Amanda Todd’s mother, Carol Todd, doesn’t want other children to suffer as her daughter did — stalked and harassed by bullies in cyberspace and in the schoolyard, by people she knew and by stalkers many miles away.
Amanda told her story in the heart-wrenching video that chronicled her nightmare: the taunts, the beating, the cyber-stalker who tracked her down whenever she tried to start afresh at a new school — firing off images that captured her showing off her young body, flattered by online attention from someone she thought was a kid just like her.
Amanda killed herself one month shy of her 16th birthday and one month after telling the world through a YouTube video of bullying that left her depressed and despairing.
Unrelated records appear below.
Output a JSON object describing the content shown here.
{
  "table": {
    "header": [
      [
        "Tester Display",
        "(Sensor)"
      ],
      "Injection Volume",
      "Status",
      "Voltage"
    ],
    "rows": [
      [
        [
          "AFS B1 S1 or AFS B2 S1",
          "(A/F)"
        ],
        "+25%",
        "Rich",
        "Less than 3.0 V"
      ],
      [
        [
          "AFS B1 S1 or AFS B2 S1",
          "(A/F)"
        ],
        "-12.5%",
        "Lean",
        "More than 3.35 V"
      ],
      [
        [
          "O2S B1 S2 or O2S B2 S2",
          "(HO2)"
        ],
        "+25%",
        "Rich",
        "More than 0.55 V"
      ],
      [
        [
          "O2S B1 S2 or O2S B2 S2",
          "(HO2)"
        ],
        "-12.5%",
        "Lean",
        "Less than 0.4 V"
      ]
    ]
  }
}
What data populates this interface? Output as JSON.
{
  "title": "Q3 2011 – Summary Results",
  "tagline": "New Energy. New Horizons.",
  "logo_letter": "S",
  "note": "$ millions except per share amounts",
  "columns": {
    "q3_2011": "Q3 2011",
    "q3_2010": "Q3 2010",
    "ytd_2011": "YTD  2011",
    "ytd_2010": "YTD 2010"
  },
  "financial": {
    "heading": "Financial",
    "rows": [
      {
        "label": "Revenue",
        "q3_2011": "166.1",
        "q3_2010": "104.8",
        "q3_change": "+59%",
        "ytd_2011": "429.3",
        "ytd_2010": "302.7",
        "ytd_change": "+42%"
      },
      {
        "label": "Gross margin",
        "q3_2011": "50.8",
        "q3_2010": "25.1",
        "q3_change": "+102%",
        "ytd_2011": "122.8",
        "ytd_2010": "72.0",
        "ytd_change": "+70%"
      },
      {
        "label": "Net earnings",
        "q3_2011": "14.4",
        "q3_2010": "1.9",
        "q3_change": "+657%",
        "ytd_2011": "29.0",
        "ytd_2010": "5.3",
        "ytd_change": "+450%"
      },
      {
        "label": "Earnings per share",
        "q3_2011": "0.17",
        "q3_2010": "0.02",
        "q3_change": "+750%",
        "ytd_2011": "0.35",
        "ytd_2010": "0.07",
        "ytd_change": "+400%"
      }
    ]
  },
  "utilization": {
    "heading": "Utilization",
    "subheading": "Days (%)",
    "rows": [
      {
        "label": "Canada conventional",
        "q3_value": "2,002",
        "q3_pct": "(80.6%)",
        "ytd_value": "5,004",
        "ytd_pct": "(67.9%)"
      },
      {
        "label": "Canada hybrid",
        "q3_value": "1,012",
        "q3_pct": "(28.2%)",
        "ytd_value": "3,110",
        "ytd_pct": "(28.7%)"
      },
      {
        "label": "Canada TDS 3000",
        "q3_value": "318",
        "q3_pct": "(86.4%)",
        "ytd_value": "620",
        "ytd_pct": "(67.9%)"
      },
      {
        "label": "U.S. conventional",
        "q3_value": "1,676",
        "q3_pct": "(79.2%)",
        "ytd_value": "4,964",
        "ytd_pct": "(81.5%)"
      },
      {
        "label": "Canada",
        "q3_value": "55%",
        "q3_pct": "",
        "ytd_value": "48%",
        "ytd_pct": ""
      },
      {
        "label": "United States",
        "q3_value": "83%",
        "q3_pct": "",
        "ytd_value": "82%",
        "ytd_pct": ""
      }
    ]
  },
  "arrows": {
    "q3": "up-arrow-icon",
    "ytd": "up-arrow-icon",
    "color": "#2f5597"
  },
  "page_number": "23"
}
Carol shared her daughters story with all the staff and students in Coláiste na Trócaire on May 8th. It is a story no mother wants to tell.
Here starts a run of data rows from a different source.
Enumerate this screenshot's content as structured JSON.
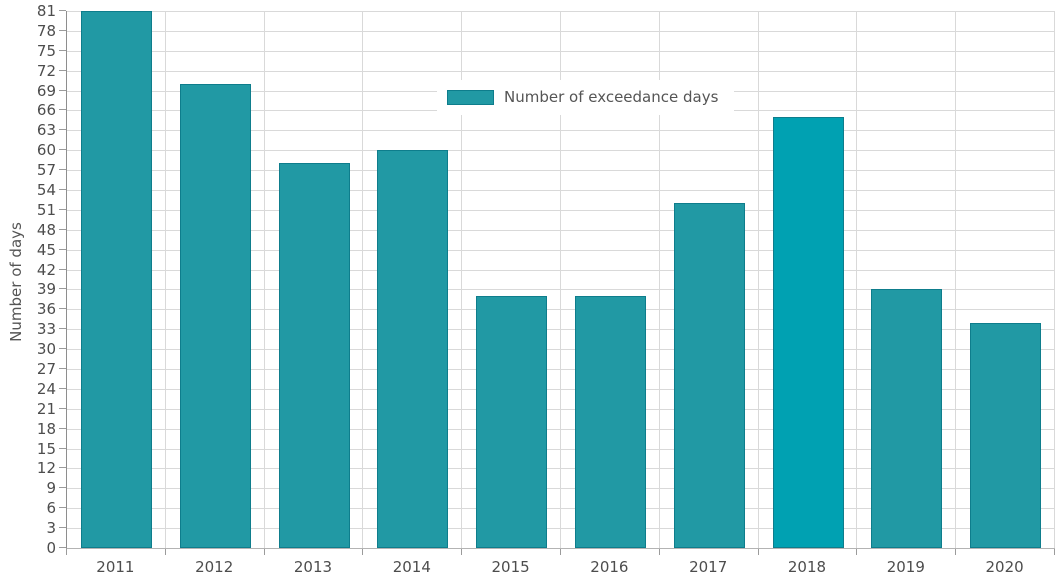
{
  "chart_data": {
    "type": "bar",
    "title": "",
    "categories": [
      "2011",
      "2012",
      "2013",
      "2014",
      "2015",
      "2016",
      "2017",
      "2018",
      "2019",
      "2020"
    ],
    "values": [
      81,
      70,
      58,
      60,
      38,
      38,
      52,
      65,
      39,
      34
    ],
    "series_name": "Number of exceedance days",
    "xlabel": "",
    "ylabel": "Number of days",
    "ylim": [
      0,
      81
    ],
    "ytick_step": 3,
    "grid": true,
    "legend": {
      "label": "Number of exceedance days",
      "position": "top-center"
    },
    "highlighted_category": "2018"
  },
  "colors": {
    "bar_fill": "#2199a4",
    "bar_fill_highlight": "#00a1b2",
    "bar_border": "#0e7d8c",
    "gridline": "#d9d9d9",
    "axis_line": "#9b9b9b",
    "tick_mark": "#9b9b9b",
    "tick_text": "#4d4d4d",
    "background": "#ffffff"
  }
}
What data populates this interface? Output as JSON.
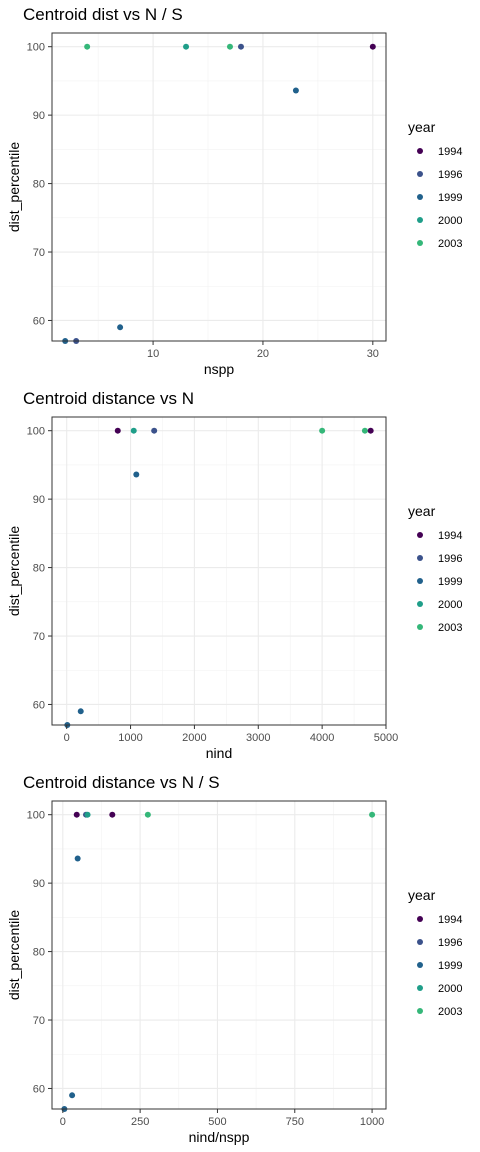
{
  "legend": {
    "title": "year",
    "years": [
      "1994",
      "1996",
      "1999",
      "2000",
      "2003"
    ],
    "colors": [
      "#440154",
      "#3b528b",
      "#21618c",
      "#1f9e89",
      "#35b779"
    ]
  },
  "chart_data": [
    {
      "type": "scatter",
      "title": "Centroid dist vs N / S",
      "xlabel": "nspp",
      "ylabel": "dist_percentile",
      "xlim": [
        0.8,
        31.2
      ],
      "ylim": [
        57,
        102
      ],
      "x_ticks": [
        10,
        20,
        30
      ],
      "y_ticks": [
        60,
        70,
        80,
        90,
        100
      ],
      "grid": true,
      "legend_position": "right",
      "points": [
        {
          "x": 2,
          "y": 57,
          "year": "1999"
        },
        {
          "x": 3,
          "y": 57,
          "year": "1996"
        },
        {
          "x": 7,
          "y": 59,
          "year": "1999"
        },
        {
          "x": 4,
          "y": 100,
          "year": "2003"
        },
        {
          "x": 13,
          "y": 100,
          "year": "2000"
        },
        {
          "x": 17,
          "y": 100,
          "year": "2003"
        },
        {
          "x": 18,
          "y": 100,
          "year": "1996"
        },
        {
          "x": 23,
          "y": 93.6,
          "year": "1999"
        },
        {
          "x": 30,
          "y": 100,
          "year": "1994"
        }
      ]
    },
    {
      "type": "scatter",
      "title": "Centroid distance vs N",
      "xlabel": "nind",
      "ylabel": "dist_percentile",
      "xlim": [
        -230,
        5000
      ],
      "ylim": [
        57,
        102
      ],
      "x_ticks": [
        0,
        1000,
        2000,
        3000,
        4000,
        5000
      ],
      "y_ticks": [
        60,
        70,
        80,
        90,
        100
      ],
      "grid": true,
      "legend_position": "right",
      "points": [
        {
          "x": 10,
          "y": 57,
          "year": "1999"
        },
        {
          "x": 220,
          "y": 59,
          "year": "1999"
        },
        {
          "x": 800,
          "y": 100,
          "year": "1994"
        },
        {
          "x": 1050,
          "y": 100,
          "year": "2000"
        },
        {
          "x": 1370,
          "y": 100,
          "year": "1996"
        },
        {
          "x": 1090,
          "y": 93.6,
          "year": "1999"
        },
        {
          "x": 4000,
          "y": 100,
          "year": "2003"
        },
        {
          "x": 4670,
          "y": 100,
          "year": "2003"
        },
        {
          "x": 4760,
          "y": 100,
          "year": "1994"
        }
      ]
    },
    {
      "type": "scatter",
      "title": "Centroid distance vs N / S",
      "xlabel": "nind/nspp",
      "ylabel": "dist_percentile",
      "xlim": [
        -35,
        1045
      ],
      "ylim": [
        57,
        102
      ],
      "x_ticks": [
        0,
        250,
        500,
        750,
        1000
      ],
      "y_ticks": [
        60,
        70,
        80,
        90,
        100
      ],
      "grid": true,
      "legend_position": "right",
      "points": [
        {
          "x": 5,
          "y": 57,
          "year": "1999"
        },
        {
          "x": 30,
          "y": 59,
          "year": "1999"
        },
        {
          "x": 45,
          "y": 100,
          "year": "1994"
        },
        {
          "x": 75,
          "y": 100,
          "year": "1996"
        },
        {
          "x": 80,
          "y": 100,
          "year": "2000"
        },
        {
          "x": 160,
          "y": 100,
          "year": "1994"
        },
        {
          "x": 275,
          "y": 100,
          "year": "2003"
        },
        {
          "x": 48,
          "y": 93.6,
          "year": "1999"
        },
        {
          "x": 1000,
          "y": 100,
          "year": "2003"
        }
      ]
    }
  ]
}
“Amanda was a very caring individual. She would help others who needed help,” Carol told us that “One of Amanda’s goals were to get her message out there and have it used as a learning tool for others.”
As a teacher in the Coquitlam school district and a specialist in assistive technologies, Carol is comfortable around computers and knows well the dangers the online world can hold. Still, she wasn’t able to protect her child.
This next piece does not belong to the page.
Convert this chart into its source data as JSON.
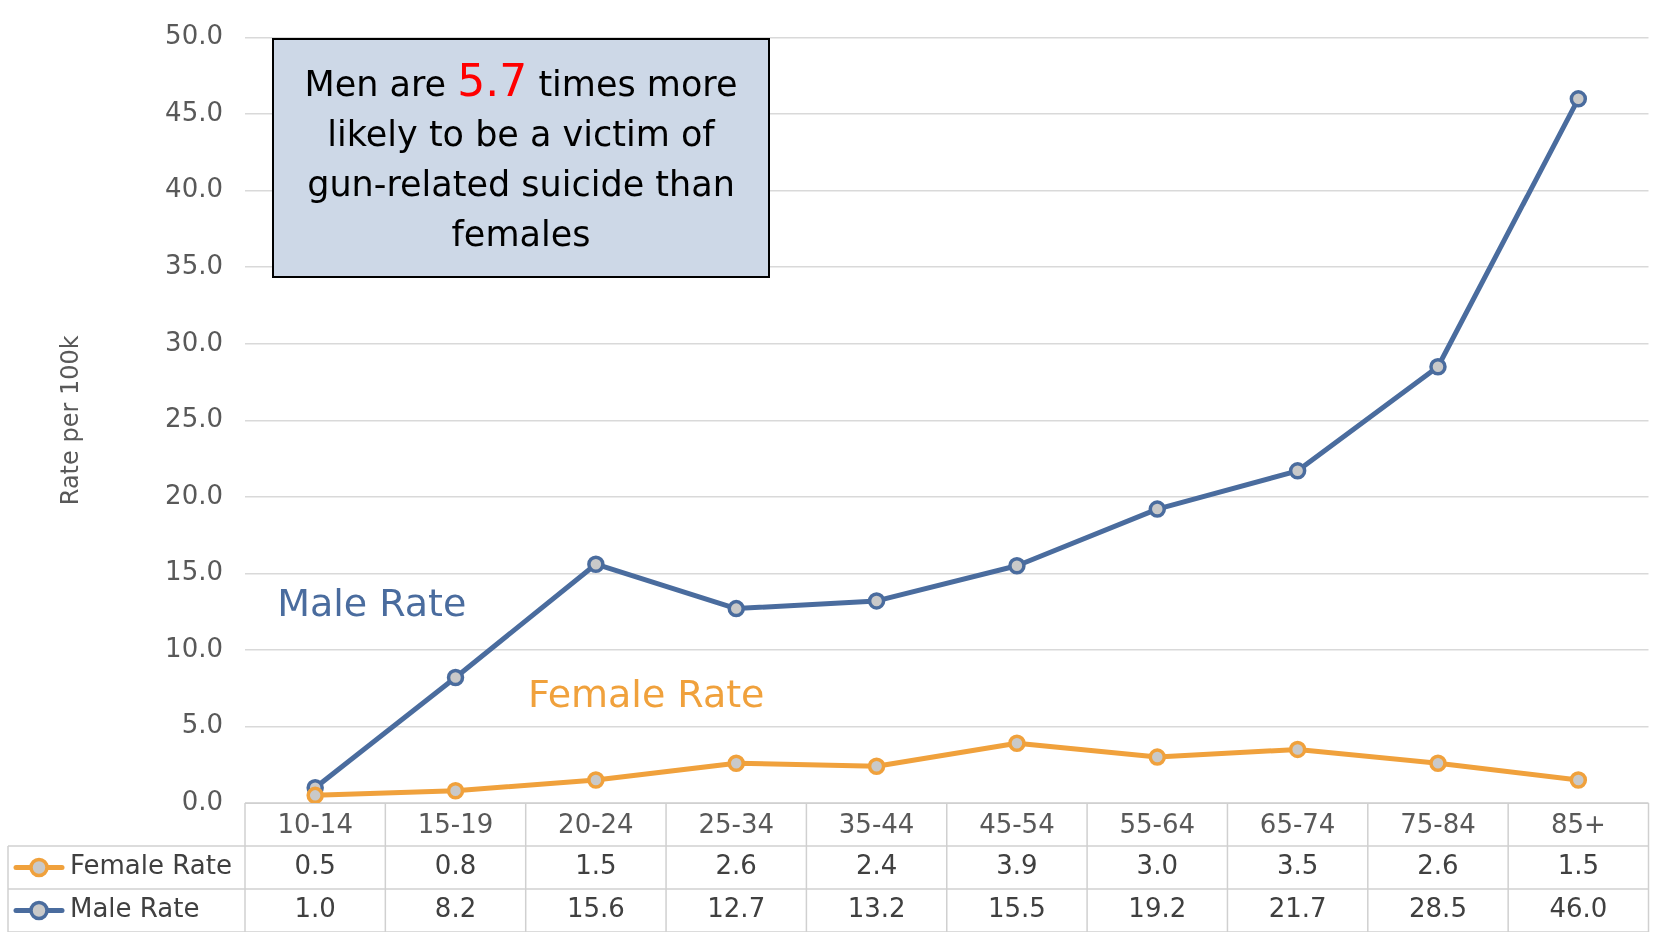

“I have lost one child, but know she wanted her story to save 1,000 more.”
Amanda was 12 years old when she made a mistake that would haunt her until her death three years later. Her ordeal started while she was fooling around online with friends. She probably didn’t think it was risky behaviour when she lifted her top to flash the person who was flattering her at the other end of the webcam. Amanda’s moment of indiscretion was not unusual for someone her age: Sexting and using webcams to share sexual photos is a growing trend among children, some so young they are still in primary school.
“The Internet stalker she flashed kept stalking her,” said Carol. “Every time she moved schools he would go undercover and become a Facebook friend. What the guy did was he went online to the kids who went to (the new school) and said that he was going to be a new student — that he was starting school the following week and that he wanted some friends and could they friend him on Facebook.”
“He eventually gathered people’s names and sent Amanda’s video to her new school.” The video and photos went to teachers, to parents, to Facebook friends, which lead to repeated taunts: “Oh, there’s the porn star.”
“It increased her anxiety and she couldn’t go to class,” Carol said. In putting together her video, which Amanda did on her own, Carol said her daughter wanted to help other young people who are being bullied and to bring attention and education to the problem in the hope of seeing it eradicated. Everyone in Coláiste na Trócaire was truly touched by Carrol Todd’s story. She has set up an Amanda Todd Legacy in her memory. In school it is of utmost important to educate students on how to become cyber safe. Parents also have the responsibility to educate themselves on all the social media sites and know the dangers their kids face on their mobile phone devices and their laptops. One mistake can lead to a lifetime of anxiety, stress and depression.